Damian looked at it and considered a while.

"No," said he. "It's the same one. He's been playing tricks, and walked backwards when he left the road."

We followed the track and found it really was so! The bear had gone some ten steps backwards, and then, behind a fir tree, had turned round and gone straight ahead. Damian stopped and said:

"Now, we are sure to get round him. There is a marsh ahead of us and he must have settled down there. Let us go round it."

We began to make our way round through a fir thicket. I was tired out by this time, and it had become still more difficult to get along. Now I glided onto juniper bushes and caught my snow-shoes in them, now a tiny fir tree appeared between my feet, or, from want of practice, my snow-shoes slipped off; and now I came upon a stump or a log hidden by the snow. I was getting very tired, and was drenched with perspiration, and I took off my fur cloak. And there was Damian all the time, gliding along as if in a boat, his snow-shoes moving as if of their own accord, never catching against anything, nor slipping off. He even took my fur and slung it over his shoulders, and still kept urging me on.

We went on for two more miles, and came out on the other side of the marsh.

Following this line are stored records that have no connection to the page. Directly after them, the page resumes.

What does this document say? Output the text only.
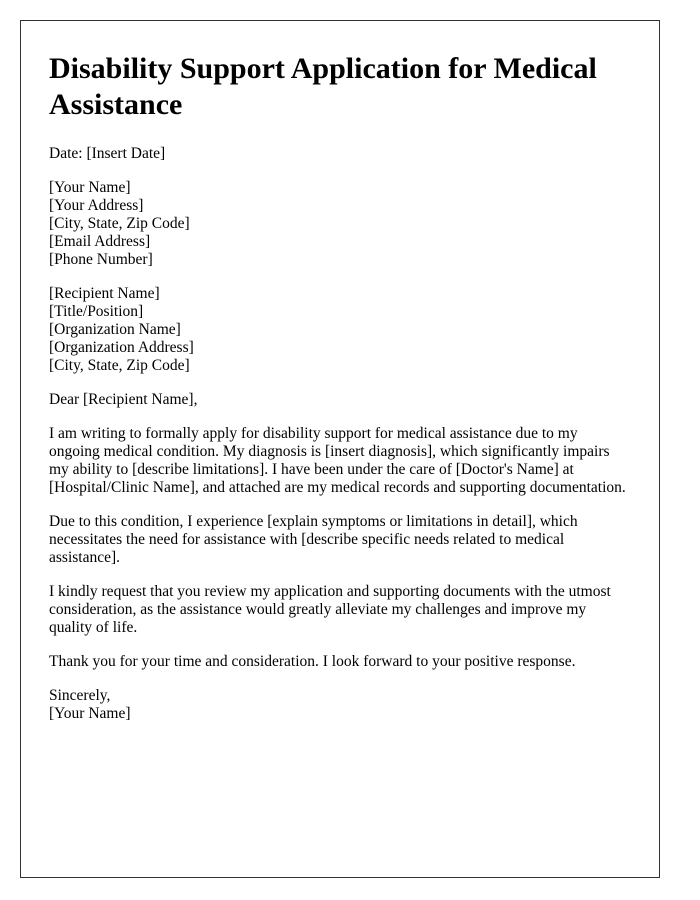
Disability Support Application for Medical Assistance

Date: [Insert Date]

[Your Name]
[Your Address]
[City, State, Zip Code]
[Email Address]
[Phone Number]

[Recipient Name]
[Title/Position]
[Organization Name]
[Organization Address]
[City, State, Zip Code]

Dear [Recipient Name],

I am writing to formally apply for disability support for medical assistance due to my ongoing medical condition. My diagnosis is [insert diagnosis], which significantly impairs my ability to [describe limitations]. I have been under the care of [Doctor's Name] at [Hospital/Clinic Name], and attached are my medical records and supporting documentation.

Due to this condition, I experience [explain symptoms or limitations in detail], which necessitates the need for assistance with [describe specific needs related to medical assistance].

I kindly request that you review my application and supporting documents with the utmost consideration, as the assistance would greatly alleviate my challenges and improve my quality of life.

Thank you for your time and consideration. I look forward to your positive response.

Sincerely,
[Your Name]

I was lagging behind. My snow-shoes kept slipping off, and my feet stumbled. Suddenly Damian, who was ahead of me, stopped and waved his arm. When I came up to him, he bent down, pointing with his hand and whispered:

"Do you see the magpie chattering above that undergrowth? It scents the bear from afar. That is where he must be."

We turned off and went on for more than another half-mile, and presently we came onto the old track again. We had, therefore, been right round the bear, who was now within the track we had left. We stopped, and I took off my cap and loosened all my clothes. I was as hot as in a steam bath, and as wet as a drowned rat. Damian, too, was flushed, and wiped his face with his sleeve.

"Well, sir", he said, "we have done our job, and now we must have a rest."

The evening glow already showed red through the forest. We took off our snow-shoes and sat down on them, and get some bread and salt out of our bags. First I ate some snow, and then some bread; and the bread tasted so good that I thought I had never in my life had any like it before. We sat there resting until it began to grow dusk, and then I asked Damian if it was far to the village.